Although the word sounds like it, batology actually has nothing whatsoever to do with bats. The study of bats is known as chiropterology (derived from the Ancient Greek words for "hand" and "wing"). Instead, batology refers to the study of brambles, the prickly shrubs that produce blackberries ("báton" is the Ancient Greek word for blackberry). Although often a nuisance to people, these shrubs are extremely important for wildlife thanks to the shelter and food they provide.
There are hundreds of blackberry species and they grow all over the world, primarily in temperate regions. They are best picked from late summer through mid-autumn and are an extremely popular foraged fruit. Blackberries are high in antioxidants and fiber and they are packed with vitamins C, B, and K, as well as potassium, magnesium, copper, and manganese. Their flavor can range from tart to sweet, depending on the variety, time of year, and weather.
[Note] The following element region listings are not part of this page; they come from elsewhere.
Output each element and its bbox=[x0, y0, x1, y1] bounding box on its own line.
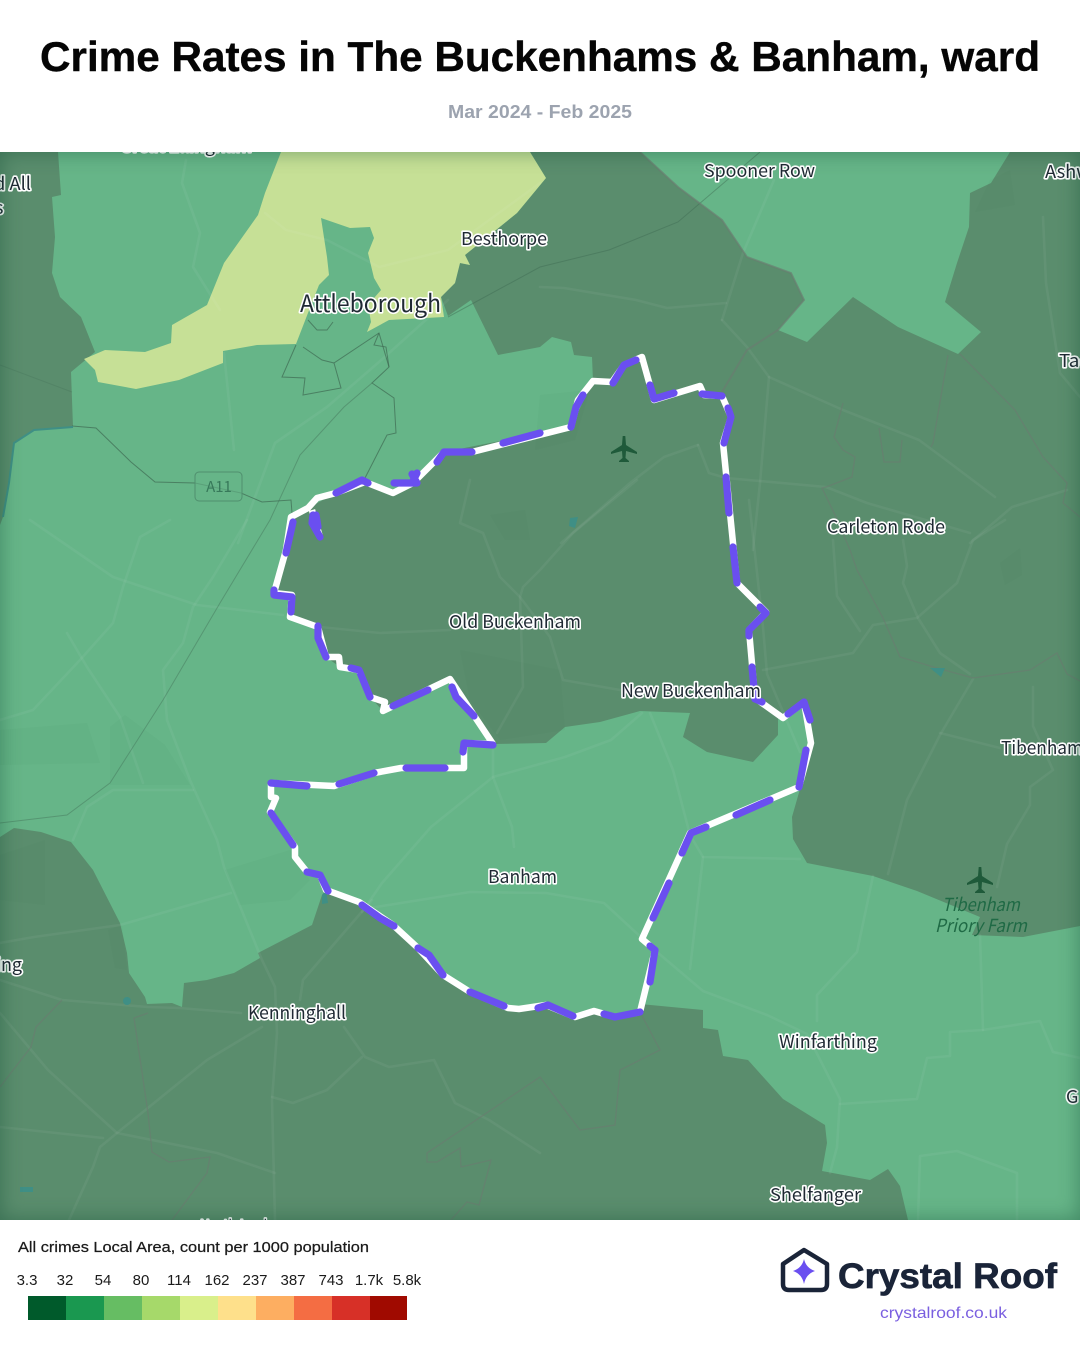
road shield: A11 bbox=[195, 472, 242, 501]
brand url: crystalroof.co.uk bbox=[880, 1305, 1008, 1322]
administrative boundary lines bbox=[0, 152, 760, 823]
place labels: Besthorpe bbox=[461, 225, 547, 251]
icon: airfield at Old Buckenham bbox=[611, 436, 637, 462]
legend scale values: 162 bbox=[204, 1272, 230, 1289]
subtitle: date range: Mar 2024 - Feb 2025 bbox=[448, 102, 632, 122]
place labels: Spooner Row bbox=[704, 157, 815, 183]
place labels: North Lopham bbox=[200, 1213, 292, 1239]
region: north and east high-crime area bbox=[274, 152, 1080, 937]
place labels: Great Ellingham bbox=[120, 132, 252, 158]
icon: airfield at Tibenham Priory Farm bbox=[967, 867, 993, 893]
legend scale values: 3.3 bbox=[17, 1272, 37, 1289]
place labels: Carleton Rode bbox=[827, 513, 945, 539]
label: Tibenham Priory Farm: Priory Farm bbox=[935, 912, 1028, 938]
map edge vignette bbox=[0, 152, 1080, 1220]
legend scale values bbox=[17, 1272, 422, 1289]
place labels: Old Buckenham bbox=[449, 608, 581, 634]
water and river bbox=[3, 427, 945, 1192]
land use patches bbox=[0, 170, 1022, 970]
legend title: All crimes Local Area, count per 1000 population bbox=[18, 1239, 369, 1256]
place labels: Shelfanger bbox=[770, 1181, 862, 1207]
ward outline: purple dashes bbox=[271, 360, 810, 1017]
region: Attleborough low-crime area bbox=[84, 152, 546, 389]
ward outline: white base bbox=[270, 357, 811, 1017]
title: Crime Rates in The Buckenhams & Banham, ward bbox=[40, 33, 1040, 80]
legend scale values: 80 bbox=[133, 1272, 149, 1289]
legend scale values: 387 bbox=[280, 1272, 306, 1289]
brand name: Crystal Roof bbox=[838, 1257, 1057, 1296]
place labels: New Buckenham bbox=[621, 677, 761, 703]
place labels: Banham bbox=[488, 863, 557, 889]
icon: Crystal Roof house logo bbox=[783, 1250, 827, 1290]
region: west high-crime area bbox=[0, 152, 95, 525]
legend scale values: 54 bbox=[95, 1272, 111, 1289]
label: Tibenham Priory Farm bbox=[936, 896, 1028, 936]
label: Tibenham Priory Farm: Tibenham bbox=[942, 891, 1021, 917]
grey ward boundaries in dark areas bbox=[0, 152, 1080, 1220]
region: south high-crime area bbox=[0, 828, 908, 1220]
major and minor roads bbox=[80, 302, 988, 1174]
place labels: G bbox=[1066, 1083, 1078, 1109]
legend scale values: 743 bbox=[318, 1272, 344, 1289]
place labels: Winfarthing bbox=[779, 1028, 877, 1054]
place labels: Kenninghall bbox=[248, 999, 346, 1025]
place labels: Attleborough bbox=[300, 284, 441, 319]
legend scale values: 114 bbox=[167, 1272, 191, 1289]
legend scale values: 237 bbox=[242, 1272, 268, 1289]
legend scale values: 1.7k bbox=[355, 1272, 384, 1289]
legend scale values: 32 bbox=[57, 1272, 73, 1289]
road shield: A11: A11 bbox=[206, 476, 232, 497]
legend colour swatches bbox=[28, 1296, 407, 1320]
legend scale values: 5.8k bbox=[393, 1272, 422, 1289]
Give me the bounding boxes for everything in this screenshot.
In addition to their nutritional value, blackberries have long played a role in traditional medicine. Various parts of the plant have been used to relieve bowel issues, fever, and gout problems. There is even evidence that they can increase the production of breast milk.
In praise of batology:
- Botanically, blackberries are not actually berries. Instead, they are an aggregate fruit composed of tiny sections known as drupelets.
- Brambles are featured in the traditional fairy tale "Sleeping Beauty." They surround the castle where the princess is cursed to sleep for a hundred years.
- Blackberries can be used to make a variety of tasty treats, including blackberry crumble, blackberry pie, blackberry pudding, and blackberry jam. If you live somewhere where they grow wild, you can pick them to your heart's content without paying a penny – just watch out for the prickly parts of the brambles!